Monet.transaction/1 and Monet.transaction/2 (for named pools) can be used to wrap code in a transaction:

Monet.transaction(fn tx ->
  Monet.query!(tx, "insert into table...", [args])
  Monet.query!(tx, "select * from table")
end)

The function you provide can return:

  • {:rollback, value} - to rollback the transaction and return the same 2-value tuple
  • {:commit, value} - to commit the transaction and return {:ok, value}
  • {:ok, value} - to commit the transaction and return {:ok, value}
  • value - to commit the transaction and return {:ok, value}

Prepared Statements

Any calls to query which passes arguments will use a prepared statement.

Special handling of prepared within a transaction is available. Using Monet.prepare/3, prepared statements can be registered with a given name and re-used. At the end of the transaction, the prepared statements are automatically deallocated.

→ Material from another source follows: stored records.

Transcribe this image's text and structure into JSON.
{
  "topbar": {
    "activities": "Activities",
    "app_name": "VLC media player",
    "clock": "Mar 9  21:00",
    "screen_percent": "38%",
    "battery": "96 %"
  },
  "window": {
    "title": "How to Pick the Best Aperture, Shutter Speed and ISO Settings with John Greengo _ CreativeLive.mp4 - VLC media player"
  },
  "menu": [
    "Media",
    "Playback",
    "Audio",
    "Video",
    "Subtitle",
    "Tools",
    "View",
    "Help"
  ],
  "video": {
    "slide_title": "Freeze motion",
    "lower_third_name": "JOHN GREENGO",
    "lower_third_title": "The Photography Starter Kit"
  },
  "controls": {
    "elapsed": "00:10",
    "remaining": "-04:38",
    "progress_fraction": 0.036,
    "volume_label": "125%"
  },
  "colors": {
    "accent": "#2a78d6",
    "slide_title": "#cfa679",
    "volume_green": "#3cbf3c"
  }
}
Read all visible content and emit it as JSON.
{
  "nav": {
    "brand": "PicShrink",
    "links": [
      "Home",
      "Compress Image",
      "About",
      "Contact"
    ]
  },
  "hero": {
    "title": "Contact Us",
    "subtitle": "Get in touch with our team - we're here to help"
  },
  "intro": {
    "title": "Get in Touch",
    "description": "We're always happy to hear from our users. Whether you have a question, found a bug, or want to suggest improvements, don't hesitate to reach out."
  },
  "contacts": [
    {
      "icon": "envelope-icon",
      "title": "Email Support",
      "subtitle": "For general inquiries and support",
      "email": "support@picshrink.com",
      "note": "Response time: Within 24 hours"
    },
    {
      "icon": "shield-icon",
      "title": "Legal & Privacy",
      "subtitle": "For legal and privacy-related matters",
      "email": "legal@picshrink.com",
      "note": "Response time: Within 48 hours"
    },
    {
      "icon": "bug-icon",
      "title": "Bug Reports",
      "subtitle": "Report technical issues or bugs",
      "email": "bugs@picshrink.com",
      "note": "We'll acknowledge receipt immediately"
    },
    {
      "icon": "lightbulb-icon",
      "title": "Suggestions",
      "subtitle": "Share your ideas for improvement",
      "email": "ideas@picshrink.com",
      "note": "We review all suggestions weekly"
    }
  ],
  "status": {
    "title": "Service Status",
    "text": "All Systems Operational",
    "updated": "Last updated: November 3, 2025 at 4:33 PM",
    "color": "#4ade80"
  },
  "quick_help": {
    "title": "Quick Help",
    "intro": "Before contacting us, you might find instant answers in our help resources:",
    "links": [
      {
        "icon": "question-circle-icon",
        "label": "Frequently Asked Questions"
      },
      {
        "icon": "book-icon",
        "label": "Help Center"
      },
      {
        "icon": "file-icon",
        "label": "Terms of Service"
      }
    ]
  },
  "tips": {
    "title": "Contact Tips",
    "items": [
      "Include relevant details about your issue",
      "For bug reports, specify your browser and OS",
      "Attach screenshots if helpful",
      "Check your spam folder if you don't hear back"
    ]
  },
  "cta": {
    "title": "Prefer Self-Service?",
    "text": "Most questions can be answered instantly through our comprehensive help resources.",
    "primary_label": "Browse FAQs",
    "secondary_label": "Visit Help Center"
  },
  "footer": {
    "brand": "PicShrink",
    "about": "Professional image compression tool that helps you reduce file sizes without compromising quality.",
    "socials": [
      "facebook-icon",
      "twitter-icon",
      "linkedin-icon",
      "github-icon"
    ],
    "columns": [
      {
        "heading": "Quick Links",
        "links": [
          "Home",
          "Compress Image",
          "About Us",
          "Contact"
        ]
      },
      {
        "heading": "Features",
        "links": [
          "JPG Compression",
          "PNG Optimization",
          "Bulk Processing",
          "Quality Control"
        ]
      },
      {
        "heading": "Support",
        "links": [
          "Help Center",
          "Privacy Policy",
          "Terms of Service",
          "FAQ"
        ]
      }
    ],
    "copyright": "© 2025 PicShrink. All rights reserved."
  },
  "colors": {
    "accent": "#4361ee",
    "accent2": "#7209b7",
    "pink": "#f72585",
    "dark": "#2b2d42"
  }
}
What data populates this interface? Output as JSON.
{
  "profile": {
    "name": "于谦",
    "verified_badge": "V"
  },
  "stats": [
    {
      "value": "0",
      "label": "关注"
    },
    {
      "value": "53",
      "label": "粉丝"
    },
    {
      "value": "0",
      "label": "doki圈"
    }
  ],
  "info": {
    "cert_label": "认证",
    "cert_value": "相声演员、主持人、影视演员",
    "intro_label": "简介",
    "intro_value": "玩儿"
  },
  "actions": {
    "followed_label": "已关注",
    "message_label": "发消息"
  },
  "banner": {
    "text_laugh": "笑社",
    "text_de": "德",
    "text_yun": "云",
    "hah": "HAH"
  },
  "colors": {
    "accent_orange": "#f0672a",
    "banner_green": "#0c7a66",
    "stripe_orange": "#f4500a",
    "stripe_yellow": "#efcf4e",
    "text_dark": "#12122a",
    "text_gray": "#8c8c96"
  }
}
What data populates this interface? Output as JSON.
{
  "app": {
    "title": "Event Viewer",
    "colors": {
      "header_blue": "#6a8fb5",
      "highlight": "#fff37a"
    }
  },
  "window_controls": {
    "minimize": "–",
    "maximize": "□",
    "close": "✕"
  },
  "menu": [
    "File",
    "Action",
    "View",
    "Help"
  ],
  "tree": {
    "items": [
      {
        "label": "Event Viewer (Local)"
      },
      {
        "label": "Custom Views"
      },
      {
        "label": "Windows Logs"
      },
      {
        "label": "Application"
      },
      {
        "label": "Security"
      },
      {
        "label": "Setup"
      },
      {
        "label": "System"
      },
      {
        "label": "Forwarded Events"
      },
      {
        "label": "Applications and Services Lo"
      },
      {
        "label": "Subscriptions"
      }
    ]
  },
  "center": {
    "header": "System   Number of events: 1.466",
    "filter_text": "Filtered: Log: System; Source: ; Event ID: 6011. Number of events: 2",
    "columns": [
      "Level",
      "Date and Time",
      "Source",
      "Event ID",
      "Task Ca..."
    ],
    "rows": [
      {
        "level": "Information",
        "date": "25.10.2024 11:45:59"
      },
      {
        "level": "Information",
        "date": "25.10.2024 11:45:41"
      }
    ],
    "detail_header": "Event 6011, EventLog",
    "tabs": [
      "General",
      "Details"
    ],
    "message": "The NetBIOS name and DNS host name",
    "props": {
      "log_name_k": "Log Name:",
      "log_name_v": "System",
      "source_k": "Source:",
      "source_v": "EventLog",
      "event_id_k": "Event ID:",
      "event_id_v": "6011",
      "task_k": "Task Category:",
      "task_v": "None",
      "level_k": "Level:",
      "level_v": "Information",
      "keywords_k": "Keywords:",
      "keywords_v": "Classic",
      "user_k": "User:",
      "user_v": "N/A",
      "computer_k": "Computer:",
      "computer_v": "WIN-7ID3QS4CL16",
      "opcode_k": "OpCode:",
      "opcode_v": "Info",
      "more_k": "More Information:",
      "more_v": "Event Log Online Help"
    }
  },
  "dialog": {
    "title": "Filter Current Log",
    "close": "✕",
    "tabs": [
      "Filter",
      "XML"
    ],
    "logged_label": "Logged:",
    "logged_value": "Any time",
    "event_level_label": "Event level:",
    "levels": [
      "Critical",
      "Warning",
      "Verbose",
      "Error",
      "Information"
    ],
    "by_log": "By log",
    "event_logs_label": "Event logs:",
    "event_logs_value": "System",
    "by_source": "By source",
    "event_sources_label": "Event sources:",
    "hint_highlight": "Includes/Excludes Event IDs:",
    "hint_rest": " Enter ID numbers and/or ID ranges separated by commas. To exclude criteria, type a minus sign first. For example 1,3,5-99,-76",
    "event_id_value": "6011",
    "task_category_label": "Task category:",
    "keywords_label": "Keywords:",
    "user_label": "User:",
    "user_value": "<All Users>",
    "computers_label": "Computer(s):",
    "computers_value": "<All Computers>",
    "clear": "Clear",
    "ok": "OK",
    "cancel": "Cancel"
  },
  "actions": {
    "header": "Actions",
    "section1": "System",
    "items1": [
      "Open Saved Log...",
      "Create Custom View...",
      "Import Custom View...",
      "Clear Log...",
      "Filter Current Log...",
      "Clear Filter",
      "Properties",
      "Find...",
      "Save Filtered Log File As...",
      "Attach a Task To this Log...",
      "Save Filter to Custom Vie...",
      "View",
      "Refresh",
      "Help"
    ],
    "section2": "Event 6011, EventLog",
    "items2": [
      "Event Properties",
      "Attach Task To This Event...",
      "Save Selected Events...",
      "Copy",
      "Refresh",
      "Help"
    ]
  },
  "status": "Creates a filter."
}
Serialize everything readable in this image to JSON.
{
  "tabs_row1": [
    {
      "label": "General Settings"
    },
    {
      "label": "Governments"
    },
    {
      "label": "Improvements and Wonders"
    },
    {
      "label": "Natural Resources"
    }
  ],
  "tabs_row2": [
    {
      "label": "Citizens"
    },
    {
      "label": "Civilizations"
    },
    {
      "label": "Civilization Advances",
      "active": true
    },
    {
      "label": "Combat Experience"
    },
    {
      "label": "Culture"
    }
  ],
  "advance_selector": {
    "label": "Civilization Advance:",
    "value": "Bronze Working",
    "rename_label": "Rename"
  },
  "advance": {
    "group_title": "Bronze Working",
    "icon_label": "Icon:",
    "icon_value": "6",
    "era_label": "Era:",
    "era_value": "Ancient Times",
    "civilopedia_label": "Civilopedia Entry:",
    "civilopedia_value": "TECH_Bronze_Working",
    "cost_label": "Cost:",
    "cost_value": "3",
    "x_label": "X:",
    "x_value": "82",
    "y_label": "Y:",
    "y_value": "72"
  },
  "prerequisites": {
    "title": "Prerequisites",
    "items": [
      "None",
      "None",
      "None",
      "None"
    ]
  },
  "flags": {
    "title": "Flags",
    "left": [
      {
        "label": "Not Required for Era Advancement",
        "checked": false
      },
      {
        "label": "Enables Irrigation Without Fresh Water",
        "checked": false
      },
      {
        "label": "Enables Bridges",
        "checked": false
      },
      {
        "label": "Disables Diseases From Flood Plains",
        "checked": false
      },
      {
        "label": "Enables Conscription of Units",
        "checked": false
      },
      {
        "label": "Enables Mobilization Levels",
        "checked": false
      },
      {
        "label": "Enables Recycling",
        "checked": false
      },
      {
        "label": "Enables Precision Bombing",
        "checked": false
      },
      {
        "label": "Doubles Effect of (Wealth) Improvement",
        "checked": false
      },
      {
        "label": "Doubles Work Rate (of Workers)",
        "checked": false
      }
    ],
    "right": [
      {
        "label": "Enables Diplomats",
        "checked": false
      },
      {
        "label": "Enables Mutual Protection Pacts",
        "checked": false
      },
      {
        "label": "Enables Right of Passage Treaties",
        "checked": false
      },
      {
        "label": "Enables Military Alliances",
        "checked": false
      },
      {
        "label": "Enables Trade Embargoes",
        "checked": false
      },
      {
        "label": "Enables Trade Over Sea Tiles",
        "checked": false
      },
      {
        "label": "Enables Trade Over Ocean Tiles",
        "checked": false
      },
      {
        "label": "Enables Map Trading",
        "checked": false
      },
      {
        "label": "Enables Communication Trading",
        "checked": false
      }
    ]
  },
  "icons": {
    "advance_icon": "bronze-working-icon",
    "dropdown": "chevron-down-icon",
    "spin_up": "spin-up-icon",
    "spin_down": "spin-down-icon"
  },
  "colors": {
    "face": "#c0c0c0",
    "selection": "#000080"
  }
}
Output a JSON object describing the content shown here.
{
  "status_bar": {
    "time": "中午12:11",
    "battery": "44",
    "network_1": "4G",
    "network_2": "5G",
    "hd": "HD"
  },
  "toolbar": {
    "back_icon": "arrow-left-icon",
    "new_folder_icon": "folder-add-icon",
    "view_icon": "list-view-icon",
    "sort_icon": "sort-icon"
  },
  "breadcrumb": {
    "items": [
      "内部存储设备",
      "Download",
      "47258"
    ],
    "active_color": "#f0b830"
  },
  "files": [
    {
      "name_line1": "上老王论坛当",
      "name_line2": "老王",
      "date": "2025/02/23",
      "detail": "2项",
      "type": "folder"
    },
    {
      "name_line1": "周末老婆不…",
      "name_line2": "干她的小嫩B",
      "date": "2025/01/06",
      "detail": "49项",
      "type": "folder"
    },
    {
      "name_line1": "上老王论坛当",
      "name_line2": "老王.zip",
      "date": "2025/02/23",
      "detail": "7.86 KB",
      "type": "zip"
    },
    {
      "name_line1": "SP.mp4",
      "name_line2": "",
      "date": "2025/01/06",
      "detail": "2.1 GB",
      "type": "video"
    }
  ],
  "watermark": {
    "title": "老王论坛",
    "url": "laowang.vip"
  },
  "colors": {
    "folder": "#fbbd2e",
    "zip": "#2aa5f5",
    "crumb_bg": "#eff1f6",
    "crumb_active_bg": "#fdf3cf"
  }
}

Monet.transaction(fn tx ->
  Monet.prepare(tx, :test_insert, "insert into test (id) values (?)")
  with {:ok, r1} <- Monet.query(tx, :test_insert, [1]),
       {:ok, r2} <- Monet.query(tx, :test_insert, [2])
  do
    {:ok, [r1, r2]}
  else
    err -> {:rollback, err}
  end
end)

Keep in mind that MonetDB automatically deallocates prepared statements on execution error. This is why having automatic management of prepared statements at the transaction level makes sense (since a failure to execute probably means the transaction ends). It's much more complicated at the connection level (especially when you add the indirection of the pool).